I lost my joy. I am not ashamed to admit it.
A couple weeks ago, I realized that I wouldn’t return to floor nursing as soon as I thought. I could push to return, but it wouldn’t be smart to rush my healing. It hit me hard.
Like really hard.
I picture floor nursing as normal. That, in my head, was the defining factor of being a nurse. That’s what everyone I graduated with is doing. However twisted or false the thought was, I thought floor nursing makes someone a nurse. I hadn’t even been a nurse, a floor nurse, for 6 months.
I lost the will to fight. I thought, “If I can’t be normal, why even try.”
The only reason I made it this far was that I was a fighter. If I couldn’t do something, I would try again until I got it. I was determined.
So when I lost the will to fight, I got more irritable and grumpy. I used the word “stuck” in reference to staying in Mansfield.

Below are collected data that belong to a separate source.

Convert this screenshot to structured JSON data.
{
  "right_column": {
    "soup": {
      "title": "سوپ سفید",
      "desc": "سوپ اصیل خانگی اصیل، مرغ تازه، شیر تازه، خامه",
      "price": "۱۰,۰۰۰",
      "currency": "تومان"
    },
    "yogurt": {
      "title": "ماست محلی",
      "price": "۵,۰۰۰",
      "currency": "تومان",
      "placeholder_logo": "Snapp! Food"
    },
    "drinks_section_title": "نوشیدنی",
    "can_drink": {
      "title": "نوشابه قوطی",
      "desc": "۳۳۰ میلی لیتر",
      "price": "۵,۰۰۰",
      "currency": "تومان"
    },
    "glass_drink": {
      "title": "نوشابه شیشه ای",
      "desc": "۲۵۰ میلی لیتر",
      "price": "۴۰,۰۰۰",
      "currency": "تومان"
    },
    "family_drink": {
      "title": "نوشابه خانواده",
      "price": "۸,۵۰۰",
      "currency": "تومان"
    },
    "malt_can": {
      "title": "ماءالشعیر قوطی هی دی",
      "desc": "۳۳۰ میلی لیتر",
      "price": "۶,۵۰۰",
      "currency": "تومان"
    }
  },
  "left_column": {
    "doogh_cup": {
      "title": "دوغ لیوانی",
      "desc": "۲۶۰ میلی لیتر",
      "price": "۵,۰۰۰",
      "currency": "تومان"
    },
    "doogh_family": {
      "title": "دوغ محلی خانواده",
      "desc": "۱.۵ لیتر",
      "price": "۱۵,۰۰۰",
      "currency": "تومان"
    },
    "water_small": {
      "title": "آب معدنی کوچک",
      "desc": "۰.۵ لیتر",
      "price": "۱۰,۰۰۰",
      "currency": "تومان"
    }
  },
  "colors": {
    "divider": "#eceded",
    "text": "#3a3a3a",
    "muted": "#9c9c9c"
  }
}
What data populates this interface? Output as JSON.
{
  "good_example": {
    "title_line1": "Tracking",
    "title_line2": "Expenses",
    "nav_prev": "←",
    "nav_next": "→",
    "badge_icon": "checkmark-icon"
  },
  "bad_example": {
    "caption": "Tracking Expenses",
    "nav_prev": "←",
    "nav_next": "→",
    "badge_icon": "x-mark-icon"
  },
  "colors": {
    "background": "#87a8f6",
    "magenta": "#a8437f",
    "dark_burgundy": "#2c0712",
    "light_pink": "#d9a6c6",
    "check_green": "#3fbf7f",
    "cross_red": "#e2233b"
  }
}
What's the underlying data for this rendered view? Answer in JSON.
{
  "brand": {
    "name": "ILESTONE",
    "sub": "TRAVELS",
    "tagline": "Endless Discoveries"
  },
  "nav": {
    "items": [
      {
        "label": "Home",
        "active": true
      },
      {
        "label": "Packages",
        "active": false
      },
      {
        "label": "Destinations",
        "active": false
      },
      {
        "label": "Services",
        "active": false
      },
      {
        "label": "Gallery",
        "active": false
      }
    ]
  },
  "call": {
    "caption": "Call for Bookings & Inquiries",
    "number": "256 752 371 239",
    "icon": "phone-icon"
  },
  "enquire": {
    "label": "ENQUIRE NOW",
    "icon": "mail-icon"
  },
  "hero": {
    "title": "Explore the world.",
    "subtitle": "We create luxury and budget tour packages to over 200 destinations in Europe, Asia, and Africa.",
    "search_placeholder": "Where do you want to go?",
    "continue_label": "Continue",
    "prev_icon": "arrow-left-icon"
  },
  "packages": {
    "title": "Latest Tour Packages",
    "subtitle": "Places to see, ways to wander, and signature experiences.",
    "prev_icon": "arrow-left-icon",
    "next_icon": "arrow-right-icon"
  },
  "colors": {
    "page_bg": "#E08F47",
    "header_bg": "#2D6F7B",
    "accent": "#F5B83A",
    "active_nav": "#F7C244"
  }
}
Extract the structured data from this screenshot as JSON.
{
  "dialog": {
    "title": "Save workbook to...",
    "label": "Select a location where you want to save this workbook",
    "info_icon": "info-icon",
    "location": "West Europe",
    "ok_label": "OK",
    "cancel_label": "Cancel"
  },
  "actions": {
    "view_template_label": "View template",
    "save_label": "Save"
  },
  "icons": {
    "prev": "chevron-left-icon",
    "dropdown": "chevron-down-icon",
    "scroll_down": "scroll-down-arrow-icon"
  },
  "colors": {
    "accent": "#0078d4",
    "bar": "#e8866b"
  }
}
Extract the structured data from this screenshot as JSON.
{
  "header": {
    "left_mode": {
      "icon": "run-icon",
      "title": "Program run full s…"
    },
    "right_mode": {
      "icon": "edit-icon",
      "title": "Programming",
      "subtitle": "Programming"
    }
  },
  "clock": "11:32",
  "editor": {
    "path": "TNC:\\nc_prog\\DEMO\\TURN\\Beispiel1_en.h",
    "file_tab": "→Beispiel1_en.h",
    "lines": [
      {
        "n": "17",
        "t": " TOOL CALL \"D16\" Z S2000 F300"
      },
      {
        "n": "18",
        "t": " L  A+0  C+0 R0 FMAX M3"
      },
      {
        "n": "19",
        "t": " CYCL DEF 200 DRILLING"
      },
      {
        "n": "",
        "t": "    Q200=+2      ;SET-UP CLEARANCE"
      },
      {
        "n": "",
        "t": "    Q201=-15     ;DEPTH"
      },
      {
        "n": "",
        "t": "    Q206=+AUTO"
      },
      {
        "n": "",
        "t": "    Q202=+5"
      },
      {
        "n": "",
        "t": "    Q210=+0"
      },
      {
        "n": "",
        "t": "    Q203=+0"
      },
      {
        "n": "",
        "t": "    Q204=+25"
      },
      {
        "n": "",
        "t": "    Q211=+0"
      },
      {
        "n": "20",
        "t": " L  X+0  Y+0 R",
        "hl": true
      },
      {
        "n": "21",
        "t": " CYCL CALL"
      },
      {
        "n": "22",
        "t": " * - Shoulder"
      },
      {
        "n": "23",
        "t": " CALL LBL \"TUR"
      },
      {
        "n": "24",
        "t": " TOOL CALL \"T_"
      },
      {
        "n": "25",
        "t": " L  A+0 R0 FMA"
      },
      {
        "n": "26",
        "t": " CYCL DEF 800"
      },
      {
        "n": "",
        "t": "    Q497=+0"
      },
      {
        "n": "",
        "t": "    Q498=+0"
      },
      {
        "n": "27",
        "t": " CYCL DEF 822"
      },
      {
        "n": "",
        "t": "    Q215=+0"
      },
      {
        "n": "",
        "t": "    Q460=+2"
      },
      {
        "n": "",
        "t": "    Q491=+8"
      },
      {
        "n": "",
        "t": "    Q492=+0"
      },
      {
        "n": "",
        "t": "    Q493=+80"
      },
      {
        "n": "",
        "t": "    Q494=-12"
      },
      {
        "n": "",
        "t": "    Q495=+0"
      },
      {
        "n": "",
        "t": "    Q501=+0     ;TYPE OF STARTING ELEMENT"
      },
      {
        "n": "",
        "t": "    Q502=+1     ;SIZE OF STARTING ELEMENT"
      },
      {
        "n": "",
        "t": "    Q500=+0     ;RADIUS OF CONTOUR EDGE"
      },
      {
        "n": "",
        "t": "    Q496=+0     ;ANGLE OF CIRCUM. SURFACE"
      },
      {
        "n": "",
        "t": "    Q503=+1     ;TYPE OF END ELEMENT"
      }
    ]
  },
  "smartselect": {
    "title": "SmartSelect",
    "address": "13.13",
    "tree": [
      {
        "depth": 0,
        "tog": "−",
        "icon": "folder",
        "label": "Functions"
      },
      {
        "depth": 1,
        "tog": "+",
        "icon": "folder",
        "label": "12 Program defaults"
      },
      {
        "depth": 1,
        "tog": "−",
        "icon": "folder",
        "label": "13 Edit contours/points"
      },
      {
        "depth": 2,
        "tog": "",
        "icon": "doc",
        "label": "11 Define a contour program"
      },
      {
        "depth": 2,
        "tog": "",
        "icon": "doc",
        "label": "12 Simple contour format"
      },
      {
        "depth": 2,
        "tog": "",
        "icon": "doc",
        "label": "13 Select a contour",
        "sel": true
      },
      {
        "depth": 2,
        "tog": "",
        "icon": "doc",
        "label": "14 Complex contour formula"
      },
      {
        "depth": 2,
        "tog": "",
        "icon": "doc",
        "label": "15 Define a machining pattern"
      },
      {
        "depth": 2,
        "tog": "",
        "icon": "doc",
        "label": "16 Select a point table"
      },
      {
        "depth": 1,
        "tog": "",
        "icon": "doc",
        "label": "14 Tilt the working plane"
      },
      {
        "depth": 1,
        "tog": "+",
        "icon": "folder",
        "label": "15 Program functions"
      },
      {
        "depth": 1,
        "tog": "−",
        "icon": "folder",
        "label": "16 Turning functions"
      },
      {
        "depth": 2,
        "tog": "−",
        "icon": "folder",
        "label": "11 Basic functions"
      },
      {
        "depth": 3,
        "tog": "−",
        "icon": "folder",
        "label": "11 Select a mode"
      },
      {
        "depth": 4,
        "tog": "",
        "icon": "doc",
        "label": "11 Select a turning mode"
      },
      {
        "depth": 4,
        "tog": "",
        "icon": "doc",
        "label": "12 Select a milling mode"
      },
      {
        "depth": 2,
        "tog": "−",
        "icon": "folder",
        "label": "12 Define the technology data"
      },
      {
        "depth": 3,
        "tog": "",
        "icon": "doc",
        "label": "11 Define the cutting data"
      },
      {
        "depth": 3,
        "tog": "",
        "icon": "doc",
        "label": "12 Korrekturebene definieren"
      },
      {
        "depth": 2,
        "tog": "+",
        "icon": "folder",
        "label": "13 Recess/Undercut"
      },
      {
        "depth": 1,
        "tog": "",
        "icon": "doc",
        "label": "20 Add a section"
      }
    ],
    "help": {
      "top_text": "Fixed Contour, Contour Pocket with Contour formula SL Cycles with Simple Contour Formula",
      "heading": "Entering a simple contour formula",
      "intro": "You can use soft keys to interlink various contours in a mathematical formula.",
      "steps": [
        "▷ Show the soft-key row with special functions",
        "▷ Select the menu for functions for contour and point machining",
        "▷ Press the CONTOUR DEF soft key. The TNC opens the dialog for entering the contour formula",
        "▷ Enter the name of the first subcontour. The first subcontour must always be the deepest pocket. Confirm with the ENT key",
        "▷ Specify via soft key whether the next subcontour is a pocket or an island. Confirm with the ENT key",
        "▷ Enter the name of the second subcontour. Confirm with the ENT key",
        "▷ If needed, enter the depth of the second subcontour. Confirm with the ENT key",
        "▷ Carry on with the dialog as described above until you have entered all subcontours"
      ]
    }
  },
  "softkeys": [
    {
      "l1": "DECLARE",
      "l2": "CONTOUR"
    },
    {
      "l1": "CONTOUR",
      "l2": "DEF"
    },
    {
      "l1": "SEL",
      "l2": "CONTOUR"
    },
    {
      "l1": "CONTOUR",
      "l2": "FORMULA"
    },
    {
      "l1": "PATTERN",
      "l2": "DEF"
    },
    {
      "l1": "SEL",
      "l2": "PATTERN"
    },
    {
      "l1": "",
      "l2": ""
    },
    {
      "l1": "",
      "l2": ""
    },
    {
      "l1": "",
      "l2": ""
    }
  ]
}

I lost my joy.
I wrote things because I know I used to believe it or I should believe it, but I didn’t. I hoped by writing them, they would sink into my heart.
I keep saying I won’t be normal again. I wasn’t normal before my accident. I grew up in Africa so that makes me different. Normal is overrated anyway. I won’t be the same Sara I was before my accident, but I’m still Sara. I may have different strengths and hardships, that is inevitable, but I’m alive. I am still making progress. My rehab doctor says it takes about two years for the brain to fully heal.
I’m only 6 months into a 24 months period. I have made a ton of progress, but I still have a long way to go.
Today, I decided to fight. I gained back my will to fight. My brother says, “Those who say they can and those who say they can’t are both right”. If I have the attitude that I won’t do it, then I won’t return to floor nursing. And maybe I won’t return, but at least I’ll go down fighting.
So I’ve decided to choose joy. Joy is not happiness. Joy is not an emotion, it’s a choice. Joy is believing that God is in control and that God is good. It is to base your joy on something that is eternal.
I choose joy. I’ve decided to get my joy back.
Especially when it’s hard, I need to choose joy. It will not always be easy to choose joy. It is easier to sit in my bed, moping about the fact that I won’t return to floor nursing as fast as I hoped. But, that is not beneficial to me or the people around me.
That doesn’t mean I’m always happy. This is definitely not how I pictured my life going. There are plenty of times where I yell at God, and wondering why me.
I choose joy because regardless of how I feel, I know that God is good. I just lost sight of that for a moment.
Even when it feels so far away, I choose joy.